Alig, Stefan K.; Shahrokh Esfahani, Mohammad; Garofalo, Andrea; Li, Michael Yu; Rossi, Cedric; Flerlage, Tim; Flerlage, Jamie E.; Adams, Ragini; Binkley, Michael S.; Shukla, Navika; Jin, Michael C.; Olsen, Mari; Telenius, Adele; Mutter, Jurik A.; Schroers-Martin, Joseph G.; Sworder, Brian J.; Rai, Shinya; King, Daniel A.; Schultz, Andre; Bogeholz, Jan; Su, Shengqin; Kathuria, Karan R.; Liu, Chih Long; Kang, Xiaoman; Strohband, Maya J.; Langfitt, Deanna; Pobre-Piza, Kristine Faye; Surman, Sherri; Tian, Feng; Spina, Valeria; Tousseyn, Thomas; Buedts, Lieselot; Hoppe, Richard; Natkunam, Yasodha; Fornecker, Luc-Matthieu; Castellino, Sharon M.; Advani, Ranjana; Rossi, Davide; Lynch, Ryan; Ghesquieres, Herve; Casasnovas, Olivier; Kurtz, David M.; Marks, Lianna J.; Link, Michael P.; Andre, Marc; Vandenberghe, Peter; Steidl, Christian; Diehn, Maximilian; Alizadeh, Ash A.

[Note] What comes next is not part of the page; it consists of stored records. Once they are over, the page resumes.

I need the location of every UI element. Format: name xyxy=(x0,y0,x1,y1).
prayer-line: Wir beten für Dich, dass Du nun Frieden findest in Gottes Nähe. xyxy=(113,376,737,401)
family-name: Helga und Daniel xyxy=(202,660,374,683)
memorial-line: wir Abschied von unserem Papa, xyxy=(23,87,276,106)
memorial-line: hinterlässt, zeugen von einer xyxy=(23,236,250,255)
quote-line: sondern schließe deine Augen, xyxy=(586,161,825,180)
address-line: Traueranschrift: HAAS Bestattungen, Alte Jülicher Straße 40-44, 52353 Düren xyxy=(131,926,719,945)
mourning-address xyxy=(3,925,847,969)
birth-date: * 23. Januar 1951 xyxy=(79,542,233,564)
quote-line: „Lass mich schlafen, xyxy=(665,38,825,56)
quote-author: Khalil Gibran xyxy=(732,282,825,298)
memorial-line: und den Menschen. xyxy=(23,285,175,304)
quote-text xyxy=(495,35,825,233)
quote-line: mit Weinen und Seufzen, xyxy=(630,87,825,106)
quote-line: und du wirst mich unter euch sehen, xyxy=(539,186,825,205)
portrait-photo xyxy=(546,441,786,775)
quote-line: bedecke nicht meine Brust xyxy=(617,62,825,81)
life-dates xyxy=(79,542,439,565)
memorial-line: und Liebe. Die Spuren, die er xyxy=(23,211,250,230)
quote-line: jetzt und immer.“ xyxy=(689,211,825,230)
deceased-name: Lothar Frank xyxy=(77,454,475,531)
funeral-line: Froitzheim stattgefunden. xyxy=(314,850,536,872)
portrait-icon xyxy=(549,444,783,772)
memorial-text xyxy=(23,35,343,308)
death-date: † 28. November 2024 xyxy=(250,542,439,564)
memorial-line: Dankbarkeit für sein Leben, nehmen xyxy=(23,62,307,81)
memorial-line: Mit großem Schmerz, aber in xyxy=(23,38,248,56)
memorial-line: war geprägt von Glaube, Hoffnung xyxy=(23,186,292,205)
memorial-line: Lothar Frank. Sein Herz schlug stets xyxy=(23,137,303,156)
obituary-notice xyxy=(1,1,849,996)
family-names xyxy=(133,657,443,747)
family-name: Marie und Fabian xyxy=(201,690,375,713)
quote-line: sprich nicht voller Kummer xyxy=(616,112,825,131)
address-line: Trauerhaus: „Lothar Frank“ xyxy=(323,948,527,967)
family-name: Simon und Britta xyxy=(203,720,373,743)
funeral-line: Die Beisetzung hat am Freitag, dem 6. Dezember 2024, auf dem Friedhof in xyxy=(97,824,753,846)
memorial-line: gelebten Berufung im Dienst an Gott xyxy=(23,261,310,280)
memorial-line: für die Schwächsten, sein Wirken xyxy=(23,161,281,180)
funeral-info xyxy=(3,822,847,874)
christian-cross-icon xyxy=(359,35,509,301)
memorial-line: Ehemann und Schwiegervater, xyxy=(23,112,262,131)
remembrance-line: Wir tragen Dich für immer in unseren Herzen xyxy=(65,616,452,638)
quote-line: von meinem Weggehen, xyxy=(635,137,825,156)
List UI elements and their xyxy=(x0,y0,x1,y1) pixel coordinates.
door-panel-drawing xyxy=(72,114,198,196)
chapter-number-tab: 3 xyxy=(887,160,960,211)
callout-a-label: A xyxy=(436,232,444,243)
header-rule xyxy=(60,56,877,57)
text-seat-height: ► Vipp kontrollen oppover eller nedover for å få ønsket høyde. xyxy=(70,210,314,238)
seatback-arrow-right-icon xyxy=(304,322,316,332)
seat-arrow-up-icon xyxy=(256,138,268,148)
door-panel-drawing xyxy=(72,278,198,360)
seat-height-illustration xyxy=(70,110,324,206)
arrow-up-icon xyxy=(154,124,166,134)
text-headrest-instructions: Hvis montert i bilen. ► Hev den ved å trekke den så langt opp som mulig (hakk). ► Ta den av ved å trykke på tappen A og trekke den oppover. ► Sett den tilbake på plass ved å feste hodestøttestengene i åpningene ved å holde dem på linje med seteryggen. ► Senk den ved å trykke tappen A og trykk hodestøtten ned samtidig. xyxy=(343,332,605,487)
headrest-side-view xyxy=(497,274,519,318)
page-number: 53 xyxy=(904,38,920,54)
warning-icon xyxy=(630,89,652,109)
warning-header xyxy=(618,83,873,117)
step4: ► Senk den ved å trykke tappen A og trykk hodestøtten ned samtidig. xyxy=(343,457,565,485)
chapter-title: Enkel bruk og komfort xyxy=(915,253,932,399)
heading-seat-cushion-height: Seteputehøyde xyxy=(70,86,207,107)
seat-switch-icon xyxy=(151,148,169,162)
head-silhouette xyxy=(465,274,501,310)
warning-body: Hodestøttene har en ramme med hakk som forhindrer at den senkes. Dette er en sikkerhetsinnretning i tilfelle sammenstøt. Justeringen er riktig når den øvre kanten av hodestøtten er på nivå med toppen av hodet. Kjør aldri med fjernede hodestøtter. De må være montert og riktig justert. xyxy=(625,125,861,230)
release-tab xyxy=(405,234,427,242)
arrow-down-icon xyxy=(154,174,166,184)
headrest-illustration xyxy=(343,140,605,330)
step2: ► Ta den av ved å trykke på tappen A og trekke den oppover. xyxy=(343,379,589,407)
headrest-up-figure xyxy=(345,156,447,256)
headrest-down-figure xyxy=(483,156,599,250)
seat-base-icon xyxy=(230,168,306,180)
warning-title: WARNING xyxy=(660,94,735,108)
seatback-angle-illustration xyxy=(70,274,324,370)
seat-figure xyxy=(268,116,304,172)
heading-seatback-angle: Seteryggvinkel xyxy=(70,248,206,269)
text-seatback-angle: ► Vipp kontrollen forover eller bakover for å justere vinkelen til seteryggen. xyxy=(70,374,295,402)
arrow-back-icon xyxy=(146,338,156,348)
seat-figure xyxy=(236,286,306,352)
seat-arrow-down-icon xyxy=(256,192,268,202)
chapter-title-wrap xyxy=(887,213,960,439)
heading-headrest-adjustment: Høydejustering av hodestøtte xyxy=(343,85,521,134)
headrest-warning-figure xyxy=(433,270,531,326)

Stanford University; Universite Bourgogne Europe; CHU Dijon Bourgogne; Institut National de la Sante et de la Recherche Medicale (Inserm); Universite Bourgogne Europe; Institut Agro; AgroSup Dijon; St Jude Children's Research Hospital; St Jude Children's Research Hospital; Stanford University; Stanford University; St Jude Children's Research Hospital; KU Leuven; KU Leuven; Stanford University; Institut National de la Sante et de la Recherche Medicale (Inserm); Universites de Strasbourg Etablissements Associes; Universite de Strasbourg; Emory University; Children's Healthcare of Atlanta (CHOA); Institute of Oncology Research (IOR); Universita della Svizzera Italiana; Fred Hutchinson Cancer Center; CHU Lyon; Universite Catholique Louvain; KU Leuven; University Hospital Leuven

Nature

0028-5192

10.1038/s41586-023-06903-x

2024-01-25

The scarcity of malignant Hodgkin and Reed-Sternberg cells hampers tissue-based comprehensive genomic profiling of classic Hodgkin lymphoma (cHL). By contrast, liquid biopsies show promise for molecular profiling of cHL due to relatively high circulating tumour DNA (ctDNA) levels1-4. Here we show that the plasma representation of mutations exceeds the bulk tumour representation in most cases, making cHL particularly amenable to noninvasive profiling. Leveraging single-cell transcriptional profiles of cHL tumours, we demonstrate Hodgkin and Reed-Sternberg ctDNA shedding to be shaped by DNASE1L3, whose increased tumour microenvironment-derived expression drives high ctDNA concentrations. Using this insight, we comprehensively profile 366 patients, revealing two distinct cHL genomic subtypes with characteristic clinical and prognostic correlates, as well as distinct transcriptional and immunological profiles. Furthermore, we identify a novel class of truncating IL4R mutations that are dependent on IL-13 signalling and therapeutically targetable with IL-4R alpha-blocking antibodies. Finally, using PhasED-seq5, we demonstrate the clinical value of pretreatment and on-treatment ctDNA levels for longitudinally refining cHL risk prediction and for detection of radiographically occult minimal residual disease. Collectively, these results support the utility of noninvasive strategies for genotyping and dynamic monitoring of cHL, as well as capturing molecularly distinct subtypes with diagnostic, prognostic and therapeutic potential. The potential use of circulating tumour DNA in classic Hodgkin lymphoma detection, classification and monitoring is defined.